Count number of tails since the last head

Question

Consider a sequence of coin tosses: 1, 0, 0, 1, 0, 1 where tail = 0 and head = 1.

The desired output is the sequence: 0, 1, 2, 0, 1, 0

Each element of the output sequence counts the number of tails since the last head.

I have tried a naive method:

def timer(seq):
    if seq[0] == 1: time = [0]
    if seq[0] == 0: time = [1]
    for x in seq[1:]:
        if x == 0: time.append(time[-1] + 1)
        if x == 1: time.append(0)
    return time

Question: Is there a better method?

Answer 1

Using NumPy:

import numpy as np 
seq = np.array([1,0,0,1,0,1,0,0,0,0,1,0])
arr = np.arange(len(seq))
result = arr - np.maximum.accumulate(arr * seq)
print(result)

yields

[0 1 2 0 1 0 1 2 3 4 0 1]

---

Why arr - np.maximum.accumulate(arr * seq)? The desired output seemed related to a simple progression of integers:

arr = np.arange(len(seq))

So the natural question is, if seq = np.array([1, 0, 0, 1, 0, 1]) and the expected result is expected = np.array([0, 1, 2, 0, 1, 0]), then what value of x makes

arr + x = expected

Since

In [220]: expected - arr
Out[220]: array([ 0,  0,  0, -3, -3, -5])

it looks like x should be the cumulative max of arr * seq:

In [234]: arr * seq
Out[234]: array([0, 0, 0, 3, 0, 5])

In [235]: np.maximum.accumulate(arr * seq)
Out[235]: array([0, 0, 0, 3, 3, 5])

Answer 2

Step 1: Invert l:

In [311]: l = [1, 0, 0, 1, 0, 1]

In [312]: out = [int(not i) for i in l]; out
Out[312]: [0, 1, 1, 0, 1, 0]

Step 2: List comp; add previous value to current value if current value is 1.
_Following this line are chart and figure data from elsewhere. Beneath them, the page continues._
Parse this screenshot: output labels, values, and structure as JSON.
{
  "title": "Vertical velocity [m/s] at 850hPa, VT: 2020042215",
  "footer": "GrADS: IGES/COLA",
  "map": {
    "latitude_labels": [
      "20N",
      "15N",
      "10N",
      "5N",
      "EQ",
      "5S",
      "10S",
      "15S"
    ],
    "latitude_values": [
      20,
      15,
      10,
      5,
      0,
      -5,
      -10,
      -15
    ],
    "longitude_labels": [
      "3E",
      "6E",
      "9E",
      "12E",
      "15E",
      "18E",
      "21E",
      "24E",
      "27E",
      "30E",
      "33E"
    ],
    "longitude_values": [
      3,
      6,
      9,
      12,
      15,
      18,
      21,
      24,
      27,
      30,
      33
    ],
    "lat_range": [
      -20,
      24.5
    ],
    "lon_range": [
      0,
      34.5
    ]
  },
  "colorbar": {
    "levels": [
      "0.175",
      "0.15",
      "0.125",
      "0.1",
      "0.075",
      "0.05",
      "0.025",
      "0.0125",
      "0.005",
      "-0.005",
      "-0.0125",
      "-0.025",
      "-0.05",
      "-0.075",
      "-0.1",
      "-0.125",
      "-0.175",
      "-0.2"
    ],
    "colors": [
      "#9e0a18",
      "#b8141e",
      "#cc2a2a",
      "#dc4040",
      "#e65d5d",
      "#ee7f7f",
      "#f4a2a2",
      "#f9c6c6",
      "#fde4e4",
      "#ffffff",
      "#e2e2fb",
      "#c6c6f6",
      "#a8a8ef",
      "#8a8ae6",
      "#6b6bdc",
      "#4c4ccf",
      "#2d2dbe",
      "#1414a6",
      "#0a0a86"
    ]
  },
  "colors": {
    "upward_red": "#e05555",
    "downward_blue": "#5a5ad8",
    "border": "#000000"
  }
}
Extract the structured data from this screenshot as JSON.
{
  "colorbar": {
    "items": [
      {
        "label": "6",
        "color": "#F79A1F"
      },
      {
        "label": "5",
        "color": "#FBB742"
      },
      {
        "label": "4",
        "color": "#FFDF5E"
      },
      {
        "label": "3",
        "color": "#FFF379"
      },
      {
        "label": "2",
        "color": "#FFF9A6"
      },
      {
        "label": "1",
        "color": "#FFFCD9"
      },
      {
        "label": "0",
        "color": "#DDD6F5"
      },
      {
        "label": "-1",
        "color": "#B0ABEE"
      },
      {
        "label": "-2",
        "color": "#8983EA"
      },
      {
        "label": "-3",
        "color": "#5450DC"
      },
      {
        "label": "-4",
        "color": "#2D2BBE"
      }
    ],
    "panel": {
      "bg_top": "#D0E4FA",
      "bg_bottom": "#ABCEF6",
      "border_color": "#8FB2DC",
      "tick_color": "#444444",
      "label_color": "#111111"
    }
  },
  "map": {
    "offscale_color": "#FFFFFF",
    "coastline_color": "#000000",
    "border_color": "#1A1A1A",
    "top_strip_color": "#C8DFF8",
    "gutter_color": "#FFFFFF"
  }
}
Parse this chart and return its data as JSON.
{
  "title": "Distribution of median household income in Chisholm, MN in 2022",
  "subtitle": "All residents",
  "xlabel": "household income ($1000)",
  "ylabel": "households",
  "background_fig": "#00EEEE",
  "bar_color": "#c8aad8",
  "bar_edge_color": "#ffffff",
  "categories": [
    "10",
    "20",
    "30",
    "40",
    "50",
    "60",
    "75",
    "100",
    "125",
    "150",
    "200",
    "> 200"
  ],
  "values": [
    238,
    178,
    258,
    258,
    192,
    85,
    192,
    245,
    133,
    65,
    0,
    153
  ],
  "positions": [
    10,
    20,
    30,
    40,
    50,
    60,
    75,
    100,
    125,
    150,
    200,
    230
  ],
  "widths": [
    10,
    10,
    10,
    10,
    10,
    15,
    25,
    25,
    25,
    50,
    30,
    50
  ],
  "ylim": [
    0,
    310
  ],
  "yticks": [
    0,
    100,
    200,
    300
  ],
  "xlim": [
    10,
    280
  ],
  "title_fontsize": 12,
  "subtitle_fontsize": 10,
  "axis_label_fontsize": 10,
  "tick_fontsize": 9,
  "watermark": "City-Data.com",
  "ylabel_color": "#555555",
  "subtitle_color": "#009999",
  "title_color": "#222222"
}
In [319]: [out[0]] + [x + y if y else y for x, y in zip(out[:-1], out[1:])]
Out[319]: [0, 1, 2, 0, 1, 0]

This gets rid of windy ifs by zipping adjacent elements.

Answer 3

Using itertools.accumulate:

>>> a = [1, 0, 0, 1, 0, 1]
>>> b = [1 - x for x in a]
>>> list(accumulate(b, lambda total,e: total+1 if e==1 else 0))
[0, 1, 2, 0, 1, 0]

accumulate is only defined in Python 3. There's the equivalent Python code in the above documentation, though, if you want to use it in Python 2.

It's required to invert a because the first element returned by accumulate is the first list element, independently from the accumulator function:

>>> list(accumulate(a, lambda total,e: 0))
[1, 0, 0, 0, 0, 0]

Answer 4

The required output is an array with the same length as the input and none of the values are equal to the input. Therefore, the algorithm must be at least O(n) to form the new output array. Furthermore for this specific problem, you would also need to scan all the values for the input array. All these operations are O(n) and it will not get any more efficient. Constants may differ but your method is already in O(n) and will not go any lower.